Find the rank and nullity of the matrix \(A = \begin{bmatrix} 1 & 2 & 1 & 1 & 1 \\ 1 & 3 & 2 & 0 & 4 \\ 1 & 2 & 1 & 1 & 1 \end{bmatrix}\).
\(A = \begin{bmatrix} 1 & 2 & 1 & 1 & 1 \\ 1 & 3 & 2 & 0 & 4 \\ 1 & 2 & 1 & 1 & 1 \end{bmatrix}\)
First, the matrix needs to be transformed into the reduced row-echelon form.
To start with, our pivot on the first row of the matrix is the number in the first column as it is a one.
\(A = \begin{bmatrix} \boxed{1} & 2 & 1 & 1 & 1 \\ 1 & 3 & 2 & 0 & 4 \\ 1 & 2 & 1 & 1 & 1 \end{bmatrix}\)
This means the first row will be receiving no modifications during this pivot’s iteration.

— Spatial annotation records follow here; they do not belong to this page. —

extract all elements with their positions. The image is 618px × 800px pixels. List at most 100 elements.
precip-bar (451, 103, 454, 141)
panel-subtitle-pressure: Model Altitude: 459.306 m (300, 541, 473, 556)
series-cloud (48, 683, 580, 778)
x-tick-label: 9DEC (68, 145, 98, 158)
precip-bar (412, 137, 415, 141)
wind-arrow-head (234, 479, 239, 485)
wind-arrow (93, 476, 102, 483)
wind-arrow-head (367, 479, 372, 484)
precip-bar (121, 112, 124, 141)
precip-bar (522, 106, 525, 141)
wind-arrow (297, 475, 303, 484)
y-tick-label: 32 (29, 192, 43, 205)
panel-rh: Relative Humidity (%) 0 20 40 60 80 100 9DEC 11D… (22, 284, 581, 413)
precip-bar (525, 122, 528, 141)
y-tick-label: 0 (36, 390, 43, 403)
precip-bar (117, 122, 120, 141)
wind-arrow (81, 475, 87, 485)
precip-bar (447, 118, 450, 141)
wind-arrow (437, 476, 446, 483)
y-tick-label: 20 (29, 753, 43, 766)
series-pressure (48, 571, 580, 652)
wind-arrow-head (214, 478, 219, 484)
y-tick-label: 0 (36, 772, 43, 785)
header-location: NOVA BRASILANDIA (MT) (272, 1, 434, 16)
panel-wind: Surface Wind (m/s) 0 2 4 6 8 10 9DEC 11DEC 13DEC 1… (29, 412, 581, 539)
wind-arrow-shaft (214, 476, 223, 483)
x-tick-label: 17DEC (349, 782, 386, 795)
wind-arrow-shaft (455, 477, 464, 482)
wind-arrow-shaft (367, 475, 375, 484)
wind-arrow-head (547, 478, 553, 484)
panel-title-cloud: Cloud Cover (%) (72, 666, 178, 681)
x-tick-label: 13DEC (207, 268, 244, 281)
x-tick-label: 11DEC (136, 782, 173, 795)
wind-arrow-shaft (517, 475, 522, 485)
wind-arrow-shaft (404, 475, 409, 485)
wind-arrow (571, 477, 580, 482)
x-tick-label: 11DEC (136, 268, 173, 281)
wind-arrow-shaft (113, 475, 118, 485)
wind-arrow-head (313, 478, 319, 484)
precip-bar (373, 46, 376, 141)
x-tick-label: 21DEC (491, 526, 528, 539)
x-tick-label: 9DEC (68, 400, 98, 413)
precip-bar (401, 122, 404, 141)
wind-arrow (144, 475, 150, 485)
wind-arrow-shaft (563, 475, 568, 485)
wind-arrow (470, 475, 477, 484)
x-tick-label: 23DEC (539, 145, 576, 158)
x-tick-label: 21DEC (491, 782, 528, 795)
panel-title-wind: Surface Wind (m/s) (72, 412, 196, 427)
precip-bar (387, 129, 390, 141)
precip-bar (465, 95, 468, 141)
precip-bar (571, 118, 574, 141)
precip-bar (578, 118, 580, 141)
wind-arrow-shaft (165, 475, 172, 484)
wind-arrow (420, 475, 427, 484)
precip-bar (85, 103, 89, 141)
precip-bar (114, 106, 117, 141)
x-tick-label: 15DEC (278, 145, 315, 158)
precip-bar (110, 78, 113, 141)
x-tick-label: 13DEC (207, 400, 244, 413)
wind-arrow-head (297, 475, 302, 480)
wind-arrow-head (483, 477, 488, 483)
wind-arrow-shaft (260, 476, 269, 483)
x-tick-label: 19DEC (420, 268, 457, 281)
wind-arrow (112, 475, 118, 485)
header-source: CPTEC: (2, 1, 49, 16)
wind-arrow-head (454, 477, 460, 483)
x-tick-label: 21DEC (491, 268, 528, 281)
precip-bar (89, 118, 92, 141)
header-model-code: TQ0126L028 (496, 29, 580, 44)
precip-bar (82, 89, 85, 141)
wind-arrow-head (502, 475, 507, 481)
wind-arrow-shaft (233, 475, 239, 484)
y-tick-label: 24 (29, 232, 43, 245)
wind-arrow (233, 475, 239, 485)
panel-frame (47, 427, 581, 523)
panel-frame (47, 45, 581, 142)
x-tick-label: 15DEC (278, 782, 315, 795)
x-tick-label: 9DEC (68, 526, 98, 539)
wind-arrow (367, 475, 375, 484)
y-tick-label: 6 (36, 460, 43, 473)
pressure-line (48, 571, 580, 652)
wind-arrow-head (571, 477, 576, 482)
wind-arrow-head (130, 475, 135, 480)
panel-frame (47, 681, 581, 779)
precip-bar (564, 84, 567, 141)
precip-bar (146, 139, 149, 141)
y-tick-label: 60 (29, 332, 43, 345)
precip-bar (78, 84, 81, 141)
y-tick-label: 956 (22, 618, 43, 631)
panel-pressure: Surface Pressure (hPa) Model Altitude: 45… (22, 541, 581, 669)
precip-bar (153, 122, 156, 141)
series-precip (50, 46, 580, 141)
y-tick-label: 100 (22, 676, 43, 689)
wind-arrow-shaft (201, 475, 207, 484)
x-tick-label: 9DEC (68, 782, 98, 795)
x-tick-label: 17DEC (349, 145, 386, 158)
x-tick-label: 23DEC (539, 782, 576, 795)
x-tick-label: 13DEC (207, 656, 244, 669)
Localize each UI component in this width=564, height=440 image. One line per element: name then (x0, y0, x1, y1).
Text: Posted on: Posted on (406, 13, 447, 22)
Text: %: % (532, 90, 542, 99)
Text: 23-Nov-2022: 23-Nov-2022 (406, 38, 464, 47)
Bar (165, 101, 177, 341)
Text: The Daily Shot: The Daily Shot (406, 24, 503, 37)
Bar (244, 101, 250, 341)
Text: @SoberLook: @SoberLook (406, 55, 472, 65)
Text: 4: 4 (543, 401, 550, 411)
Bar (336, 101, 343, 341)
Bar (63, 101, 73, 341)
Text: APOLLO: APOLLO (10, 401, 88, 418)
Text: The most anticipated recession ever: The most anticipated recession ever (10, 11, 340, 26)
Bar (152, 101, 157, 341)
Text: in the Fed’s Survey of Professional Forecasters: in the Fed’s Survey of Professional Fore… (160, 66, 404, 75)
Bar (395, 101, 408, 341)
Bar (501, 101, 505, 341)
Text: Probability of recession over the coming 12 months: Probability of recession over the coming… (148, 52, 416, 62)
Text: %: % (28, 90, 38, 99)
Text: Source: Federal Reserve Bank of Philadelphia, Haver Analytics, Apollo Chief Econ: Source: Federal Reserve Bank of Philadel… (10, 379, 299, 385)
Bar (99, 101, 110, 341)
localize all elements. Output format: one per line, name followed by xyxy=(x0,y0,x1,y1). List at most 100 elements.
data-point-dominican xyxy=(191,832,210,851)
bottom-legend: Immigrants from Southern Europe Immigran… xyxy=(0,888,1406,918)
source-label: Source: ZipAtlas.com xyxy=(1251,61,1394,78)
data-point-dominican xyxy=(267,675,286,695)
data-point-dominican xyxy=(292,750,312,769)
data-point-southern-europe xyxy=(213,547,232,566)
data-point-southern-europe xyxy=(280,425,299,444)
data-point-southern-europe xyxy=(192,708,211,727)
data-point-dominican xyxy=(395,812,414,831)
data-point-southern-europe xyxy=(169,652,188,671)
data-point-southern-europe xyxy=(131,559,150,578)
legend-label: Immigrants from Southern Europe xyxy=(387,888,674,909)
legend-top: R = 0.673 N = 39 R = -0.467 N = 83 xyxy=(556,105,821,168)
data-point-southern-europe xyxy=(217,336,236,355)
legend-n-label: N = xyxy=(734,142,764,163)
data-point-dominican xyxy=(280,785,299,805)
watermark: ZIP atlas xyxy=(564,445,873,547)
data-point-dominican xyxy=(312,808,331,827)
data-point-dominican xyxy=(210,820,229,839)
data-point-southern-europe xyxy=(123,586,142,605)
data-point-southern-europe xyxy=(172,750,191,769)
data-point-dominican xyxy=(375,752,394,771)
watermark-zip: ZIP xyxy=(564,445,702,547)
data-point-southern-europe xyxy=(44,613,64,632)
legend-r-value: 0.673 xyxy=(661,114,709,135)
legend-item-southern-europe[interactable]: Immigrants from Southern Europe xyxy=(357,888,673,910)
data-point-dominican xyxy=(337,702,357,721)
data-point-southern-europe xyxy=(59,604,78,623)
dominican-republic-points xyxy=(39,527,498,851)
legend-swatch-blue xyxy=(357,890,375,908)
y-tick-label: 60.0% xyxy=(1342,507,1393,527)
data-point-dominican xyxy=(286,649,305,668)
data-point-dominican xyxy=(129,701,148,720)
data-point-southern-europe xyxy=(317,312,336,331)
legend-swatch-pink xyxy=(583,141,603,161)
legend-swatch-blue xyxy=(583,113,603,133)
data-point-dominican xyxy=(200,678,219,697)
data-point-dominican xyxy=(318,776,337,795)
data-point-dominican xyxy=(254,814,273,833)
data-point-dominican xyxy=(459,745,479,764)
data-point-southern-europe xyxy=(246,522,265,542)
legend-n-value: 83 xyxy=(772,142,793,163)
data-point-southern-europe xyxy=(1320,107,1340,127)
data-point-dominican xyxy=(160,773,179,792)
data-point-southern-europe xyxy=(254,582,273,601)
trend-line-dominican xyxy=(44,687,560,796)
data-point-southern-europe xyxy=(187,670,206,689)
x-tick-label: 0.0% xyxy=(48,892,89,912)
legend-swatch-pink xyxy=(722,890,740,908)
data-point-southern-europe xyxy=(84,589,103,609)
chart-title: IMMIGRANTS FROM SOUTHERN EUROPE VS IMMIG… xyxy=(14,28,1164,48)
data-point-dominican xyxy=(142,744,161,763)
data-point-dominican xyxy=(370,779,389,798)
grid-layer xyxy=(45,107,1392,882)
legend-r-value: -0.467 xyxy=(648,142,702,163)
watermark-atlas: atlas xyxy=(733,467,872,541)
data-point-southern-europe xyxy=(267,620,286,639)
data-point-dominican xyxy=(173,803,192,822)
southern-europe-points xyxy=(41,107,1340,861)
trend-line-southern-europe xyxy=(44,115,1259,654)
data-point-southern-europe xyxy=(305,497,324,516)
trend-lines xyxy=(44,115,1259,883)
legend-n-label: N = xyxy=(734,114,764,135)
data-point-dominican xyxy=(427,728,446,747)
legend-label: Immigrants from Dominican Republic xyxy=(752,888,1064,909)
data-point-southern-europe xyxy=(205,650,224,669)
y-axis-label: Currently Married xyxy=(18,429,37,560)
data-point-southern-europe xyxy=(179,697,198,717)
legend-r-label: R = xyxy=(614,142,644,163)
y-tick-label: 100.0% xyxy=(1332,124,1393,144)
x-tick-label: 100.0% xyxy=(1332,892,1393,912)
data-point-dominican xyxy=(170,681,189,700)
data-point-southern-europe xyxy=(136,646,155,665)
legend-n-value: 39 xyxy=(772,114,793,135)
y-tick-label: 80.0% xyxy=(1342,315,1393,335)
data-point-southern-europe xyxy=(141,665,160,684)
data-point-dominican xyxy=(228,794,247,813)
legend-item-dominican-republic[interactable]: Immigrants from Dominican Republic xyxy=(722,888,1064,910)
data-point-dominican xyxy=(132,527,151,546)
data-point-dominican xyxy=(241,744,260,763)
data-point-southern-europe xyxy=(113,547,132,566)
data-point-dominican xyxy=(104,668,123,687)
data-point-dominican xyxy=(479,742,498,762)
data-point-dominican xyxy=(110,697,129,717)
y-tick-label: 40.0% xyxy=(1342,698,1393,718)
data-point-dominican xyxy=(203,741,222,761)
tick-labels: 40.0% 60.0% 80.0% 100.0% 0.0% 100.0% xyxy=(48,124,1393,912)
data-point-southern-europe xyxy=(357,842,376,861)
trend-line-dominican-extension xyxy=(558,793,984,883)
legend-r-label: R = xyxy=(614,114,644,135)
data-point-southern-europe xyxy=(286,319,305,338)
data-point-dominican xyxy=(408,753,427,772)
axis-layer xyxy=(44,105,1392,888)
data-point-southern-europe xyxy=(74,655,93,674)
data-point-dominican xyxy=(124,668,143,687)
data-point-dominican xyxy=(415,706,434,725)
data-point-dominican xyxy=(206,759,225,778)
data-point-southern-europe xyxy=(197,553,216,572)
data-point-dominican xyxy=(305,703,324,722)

The second and third row will have the first row subtracted from them, as all three rows bear the same number and the pivot number is a one.
\(A = \begin{bmatrix} \boxed{1} & 2 & 1 & 1 & 1 \\ 1-1 & 3-2 & 2-1 & 0-1 & 4-1 \\ 1-1 & 2-2 & 1-1 & 1-1 & 1-1 \end{bmatrix}\)
\(A = \begin{bmatrix} \boxed{1} & 2 & 1 & 1 & 1 \\ 0 & 1 & 1 & -1 & 3 \\ 0 & 0 & 0 & 0 & 0 \end{bmatrix}\)
From here, the next row and column is observed to see if it has a 1. It does.
\(A = \begin{bmatrix} 1 & 2 & 1 & 1 & 1 \\ 0 & \boxed{1} & 1 & -1 & 3 \\ 0 & 0 & 0 & 0 & 0 \end{bmatrix}\)
As the last row is all zeros, it is untouched; the first row will be modified instead in order to make the value in the column of the pivot number equal to 0 when the pivot number is subtracted from it. To do this, the first row is halved.
\(A = \begin{bmatrix} 0.5 & 1 & 0.5 & 0.5 & 0.5 \\ 0 & \boxed{1} & 1 & -1 & 3 \\ 0 & 0 & 0 & 0 & 0 \end{bmatrix}\)
The pivot row is then subtracted from the first row.
\(A = \begin{bmatrix} 0.5-0 & 1-1 & 0.5-1 & 0.5+1 & 0.5-3 \\ 0 & \boxed{1} & 1 & -1 & 3 \\ 0 & 0 & 0 & 0 & 0 \end{bmatrix}\)
\(A = \begin{bmatrix} 0.5 & 0 & -0.5 & 1.5 & -2.5 \\ 0 & \boxed{1} & 1 & -1 & 3 \\ 0 & 0 & 0 & 0 & 0 \end{bmatrix}\)
The first row, to make the original pivot number return to a one, is doubled.
\(A = \begin{bmatrix} 0.5*2 & 0*2 & -0.5*2 & 1.5*2 & -2.5*2 \\ 0 & \boxed{1} & 1 & -1 & 3 \\ 0 & 0 & 0 & 0 & 0 \end{bmatrix}\)
\(A = \begin{bmatrix} 1 & 0 & -1 & 3 & -5 \\ 0 & 1 & 1 & -1 & 3 \\ 0 & 0 & 0 & 0 & 0 \end{bmatrix}\)
As pivoting cannot be performed on a zero and the last row is full of zeros, this is the reduced row-echelon form of the original matrix, A.
\(A = \begin{bmatrix} \boxed{1} & 0 & -1 & 3 & -5 \\ 0 & \boxed{1} & 1 & -1 & 3 \\ 0 & 0 & 0 & 0 & 0 \end{bmatrix}\)
From this, it can be seen that matrix A has a rank of 2 due to there being two rows with leading ones. To calculate the nullity, the rank of the matrix \(r\) is subtracted from the total number of columns \(n\), written as \(n-r\). There are a total of five columns in this matrix.
\(r(A) = 2\)
\(n = 5\)
\(n(A) = n-r\)
\(n(A) = 5-2\)
\(n(A) = 3\)
Therefore, matrix A has a nullity of 3.
The matrix \(A = \begin{bmatrix} 1 & 2 & 1 & 1 & 1 \\ 1 & 3 & 2 & 0 & 4 \\ 1 & 2 & 1 & 1 & 1 \end{bmatrix}\) has a rank of 2 and a nullity of 3.